The Super-Mamas who want to hire this guy must not only be HIV free, they are politely asked not to 'flash'. Which reminds me that ‘flashing’ means different things in the UK and Nigeria. In Naija, flashing is ringing someone so they can see your number then you cut the line; this tells the receiver that you want them to use their own credit to call you back. In the UK, ‘flashing’ is a lot more sinister or saucier, depending where you stand. It means exposing your sexual bits to someone, usually a stranger, in public. Come to think of it, this advertiser wouldn’t mind the Sugar Mummies ‘flashing’ in the UK sense...

As for the ad, it has to be seen to be believed (or maybe I’m shocked by this only because I don’t live in weird and wonderful Naija) and so I’ve reproduced it here. Of course I’ve blacked out his mobile number and email address. I’m not trying to get the loser any clients.
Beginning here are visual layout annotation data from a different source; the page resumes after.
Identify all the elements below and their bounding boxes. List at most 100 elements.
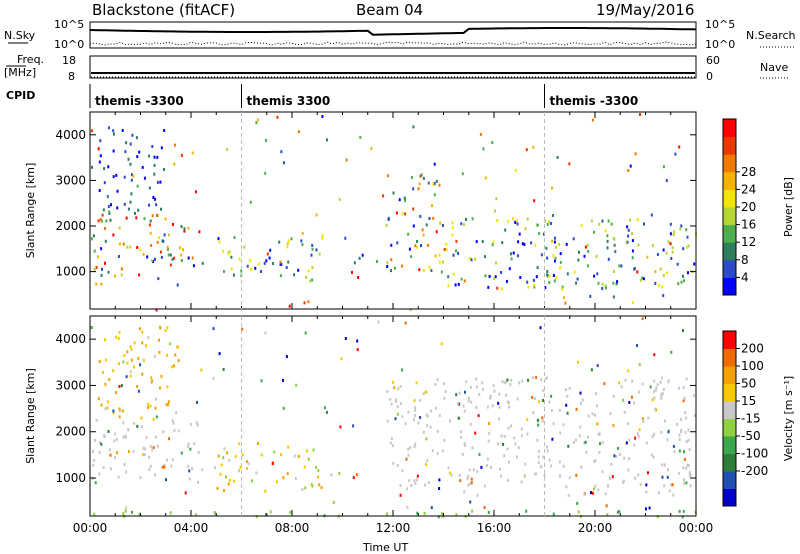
data-cell [179, 246, 182, 250]
data-cell [679, 227, 682, 231]
data-cell [260, 270, 262, 273]
colorbar-segment [723, 136, 736, 155]
data-cell [370, 147, 373, 151]
data-cell [508, 401, 510, 405]
colorbar-segment [723, 277, 736, 296]
data-cell [397, 387, 400, 391]
data-cell [678, 145, 681, 149]
nsky-label: N.Sky [4, 29, 36, 42]
data-cell [396, 405, 399, 409]
data-cell [311, 484, 314, 488]
data-cell [612, 295, 615, 299]
data-cell [386, 389, 389, 393]
data-cell [566, 272, 569, 276]
data-cell [496, 219, 499, 223]
data-cell [458, 402, 460, 406]
data-cell [578, 250, 580, 254]
data-cell [133, 341, 136, 345]
data-cell [382, 194, 385, 198]
data-cell [513, 436, 516, 440]
data-cell [484, 176, 487, 180]
data-cell [228, 250, 231, 254]
data-cell [503, 435, 506, 439]
data-cell [553, 240, 556, 244]
data-cell [386, 419, 389, 423]
data-cell [562, 423, 565, 427]
data-cell [414, 442, 417, 446]
data-cell [682, 274, 684, 278]
data-cell [247, 462, 250, 466]
data-cell [689, 484, 692, 488]
data-cell [423, 483, 426, 487]
data-cell [356, 339, 359, 343]
colorbar-label: Velocity [m s⁻¹] [782, 376, 795, 461]
data-cell [556, 156, 559, 159]
data-cell [562, 464, 565, 468]
data-cell [687, 244, 690, 248]
data-cell [629, 218, 631, 222]
data-cell [117, 336, 120, 340]
data-cell [631, 232, 633, 236]
data-cell [129, 374, 132, 378]
data-cell [465, 218, 467, 221]
data-cell [139, 363, 142, 367]
data-cell [138, 327, 141, 331]
data-cell [685, 466, 688, 470]
data-cell [598, 451, 601, 454]
data-cell [616, 280, 619, 284]
data-cell [573, 270, 576, 274]
data-cell [239, 465, 242, 469]
data-cell [125, 141, 128, 145]
data-cell [92, 234, 95, 238]
data-cell [581, 398, 584, 402]
data-cell [154, 473, 157, 477]
data-cell [546, 273, 549, 277]
data-cell [125, 216, 128, 220]
data-cell [122, 421, 125, 425]
freq-panel: Freq. [MHz] 18 8 60 0 Nave [4, 53, 790, 83]
data-cell [459, 479, 462, 483]
data-cell [659, 380, 662, 384]
data-cell [452, 253, 455, 257]
data-cell [93, 458, 95, 462]
data-cell [412, 187, 415, 191]
data-cell [665, 251, 668, 255]
data-cell [170, 464, 173, 468]
data-cell [416, 478, 419, 482]
data-cell [107, 400, 110, 404]
data-cell [410, 255, 413, 259]
data-cell [412, 125, 415, 129]
freq-label-line1: Freq. [17, 53, 44, 66]
data-cell [663, 419, 666, 423]
data-cell [491, 243, 494, 247]
data-cell [471, 509, 474, 513]
data-cell [669, 242, 672, 246]
data-cell [540, 253, 543, 257]
data-cell [122, 360, 125, 364]
data-cell [586, 264, 589, 268]
data-cell [455, 249, 457, 253]
data-cell [102, 208, 105, 212]
data-cell [442, 260, 444, 264]
data-cell [550, 464, 553, 468]
power-cells [90, 113, 697, 312]
data-cell [419, 398, 421, 402]
data-cell [577, 258, 580, 262]
data-cell [534, 243, 537, 247]
data-cell [630, 395, 633, 399]
data-cell [156, 444, 159, 448]
data-cell [310, 482, 313, 486]
data-cell [401, 415, 404, 419]
data-cell [500, 271, 503, 274]
data-cell [447, 466, 450, 470]
data-cell [191, 256, 194, 260]
data-cell [150, 259, 153, 263]
data-cell [136, 155, 139, 159]
data-cell [684, 430, 687, 434]
data-cell [118, 415, 121, 419]
data-cell [659, 267, 662, 271]
data-cell [422, 233, 425, 237]
data-cell [160, 255, 163, 259]
data-cell [686, 463, 689, 467]
data-cell [590, 491, 592, 495]
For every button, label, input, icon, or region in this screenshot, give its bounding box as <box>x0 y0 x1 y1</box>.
His name is Nero. Nero of the “nice dick” - and what do you suppose he fiddles with?


4 comments:

LadyLuck said...

LOL! Nothing beats Naija soft sells...lmao @ the suger mummy ad... hilarious!

Salome said...

My God, I'm splitting my sides with laughter. The Nero bit is a killer!

Anonymous said...

Come on MW!! You must post articles more often!! Its monday oct 8 and i'm actually quite annoyed that there is nothing new to print and read to while away 2 hours of waiting during school run. Molara, Why, now? (please read that in your most nasal, whiny, beggy Naija intonation). Tired of praising you and your blog..love the new reads, love the insider views of the litterati you provide- but go on gel, lets 'ave it a bit more offen, can we? Much love

Wordsbody said...

Anonymous,

Thanks for the prompt, because the moment I read it I buckled up to 'do the right thing'!